Die Ergebnisse zeigen deutlich, dass musikalische Aktivitäten einen positiven Einfluss auf die Eltern-Kind-Interaktion haben. Musikalische Interventionen können somit eine wertvolle Ressource in der Heilpädagogischen Früherziehung sein. Musik ermöglicht es, die Eltern-Kind-Beziehung auf eine spielerische und zugleich tiefgreifende Weise zu stärken. Zudem zeigt sich, dass Musik als Medium nicht nur die kindliche Entwicklung fördert, sondern auch die elterlichen Kompetenzen nachhaltig stärkt. Die Eltern haben berichtet, dass sie durch musikalische Rituale und Spiele mehr Sicherheit im Umgang mit den Bedürfnissen ihrer Kinder gewonnen haben.

Die Heilpädagogische Früherziehung tut gut daran, die Musik noch bewusster in die Familien zu bringen. Musik kann insofern einen Beitrag zur Stärkung der Eltern-Kind-Interaktion leisten, als sich bereits frühe Interaktions- und Kommunikationserfahrungen wesentlich aus musikalischen Wirkungskomponenten (Rhythmus, Klang, Melodie, Dynamik, Form) zusammensetzen. Im Rahmen der Heilpädagogischen Früherziehung sollte auch stets der Aspekt der individuellen elterlichen und kindlichen Interaktionskompetenzen sowie die Qualität der elterlichen Feinfühligkeit einbezogen werden, um den Aufbau einer sicheren Bindung zwischen Eltern und Kind zu unterstützen.

Daniela Folly
Heilpädagogische Früherzieherin

Früherziehungsdienst Freiburg

daniela.folly@edufr.ch

Literatur

Ahnert, L. (2019). Bindung und kindliche Entwicklung. Springer.

Folly, D. (2020). Stärkung der Eltern-Kind-Interaktion durch Musik in der Heilpädagogischen Früherziehung.

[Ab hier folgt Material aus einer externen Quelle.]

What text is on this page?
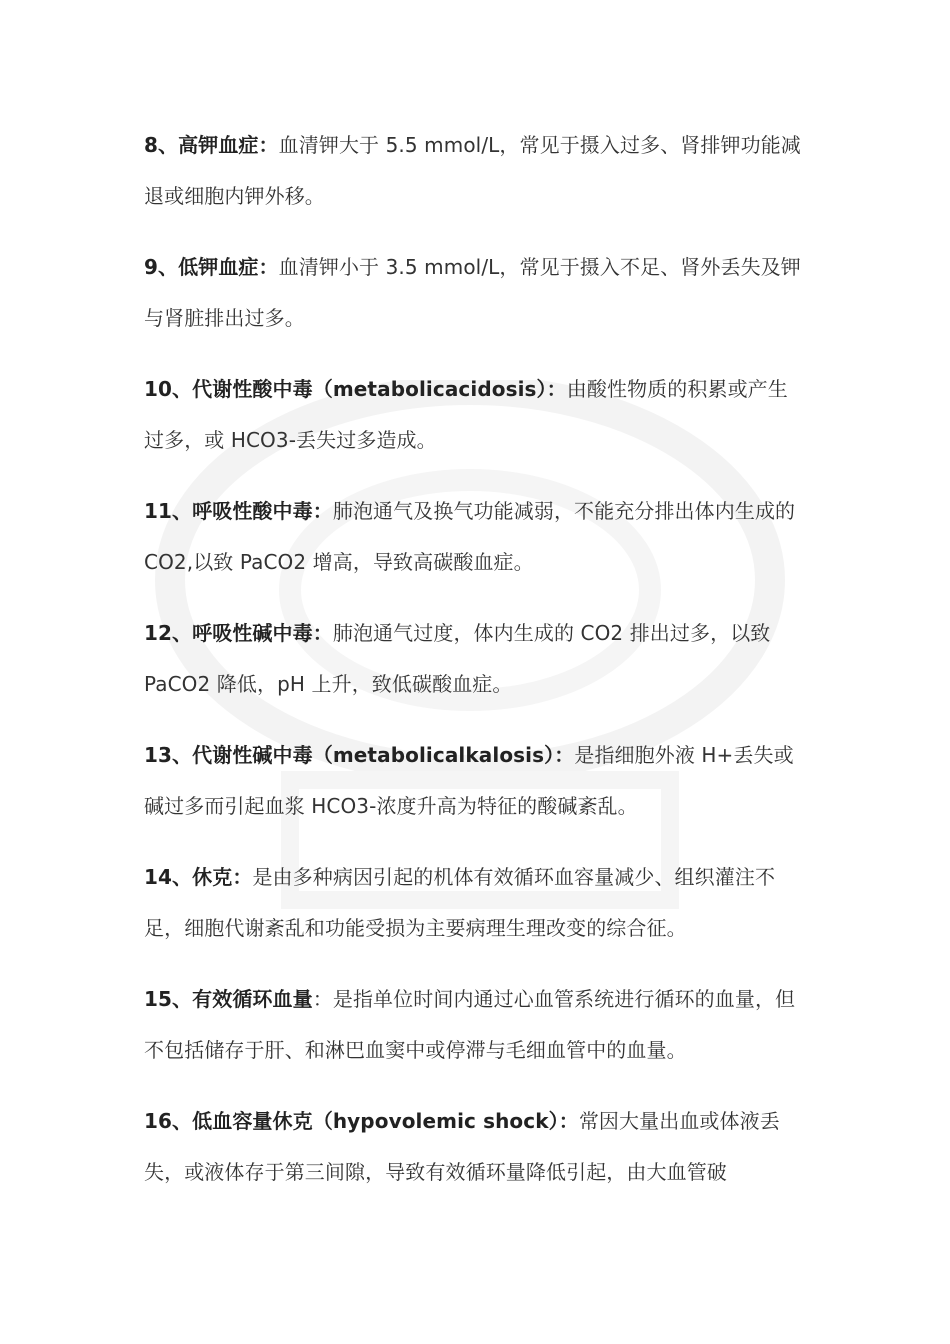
8、高钾血症：血清钾大于 5.5 mmol/L，常见于摄入过多、肾排钾功能减退或细胞内钾外移。

9、低钾血症：血清钾小于 3.5 mmol/L，常见于摄入不足、肾外丢失及钾与肾脏排出过多。

10、代谢性酸中毒（metabolicacidosis）：由酸性物质的积累或产生过多，或 HCO3-丢失过多造成。

11、呼吸性酸中毒：肺泡通气及换气功能减弱，不能充分排出体内生成的 CO2,以致 PaCO2 增高，导致高碳酸血症。

12、呼吸性碱中毒：肺泡通气过度，体内生成的 CO2 排出过多，以致 PaCO2 降低，pH 上升，致低碳酸血症。

13、代谢性碱中毒（metabolicalkalosis）：是指细胞外液 H+丢失或碱过多而引起血浆 HCO3-浓度升高为特征的酸碱紊乱。

14、休克：是由多种病因引起的机体有效循环血容量减少、组织灌注不足，细胞代谢紊乱和功能受损为主要病理生理改变的综合征。

15、有效循环血量：是指单位时间内通过心血管系统进行循环的血量，但不包括储存于肝、和淋巴血窦中或停滞与毛细血管中的血量。

16、低血容量休克（hypovolemic shock）：常因大量出血或体液丢失，或液体存于第三间隙，导致有效循环量降低引起，由大血管破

Eine qualitative Studie zur Stärkung der elterlichen und kindlichen Interaktionskompetenzen. Masterarbeit, Interkantonale Hochschule für Heilpädagogik. https://www.fed-freiburg.ch/sites/seifed/files/attached/articles/25.11.20_masterarbeit_daniela_folly_07.57.55.pdf

Fuhrer, U. (2009). Lehrbuch Entwicklungspsychologie (2., überarb. Aufl.). Huber.

Grossmann, K. & Grossmann, K. E. (2011). Bindungen: Das Gefühl von Geborgenheit und die Entwicklung des Kindes. Klett-Cotta.

Hirler, S. (2015). Sprachförderung durch Rhythmik und Musik. Herder GmbH.

Mayring, P. (2015). Qualitative Inhaltsanalyse. Grundlagen und Techniken (12., überarb. Aufl.). Beltz.

Papoušek, M. (2001). Intuitive elterliche Kompetenzen. Huber.

Retzlaff, R. (2016). Familien-Stärken. Behinderung, Resilienz und systematische Therapie (2. Aufl.). Klett-Cotta.

Sarimski, K. (2017). Heilpädagogische Früherziehung in Theorie und Praxis. Reinhardt.

Stadler Elmer, S. (2015). Musik und Kind. Das Entwicklungspotential erkennen und verstehen. Springer.

Stegemann, T. (2018). Musiktherapie in der frühen Kindheit. Hogrefe.

Thurmair, M. & Naggl, M. (2010). Praxis der Frühförderung (4., überarb. Aufl.). Reinhardt.

Wieblitz, C. (2007). Lebendiger Kinderchor (2. Aufl.). Fidula.

  1. Hinweise zur Zusammenstellung des Beobachtungsbogens finden sich bei Folly (2020).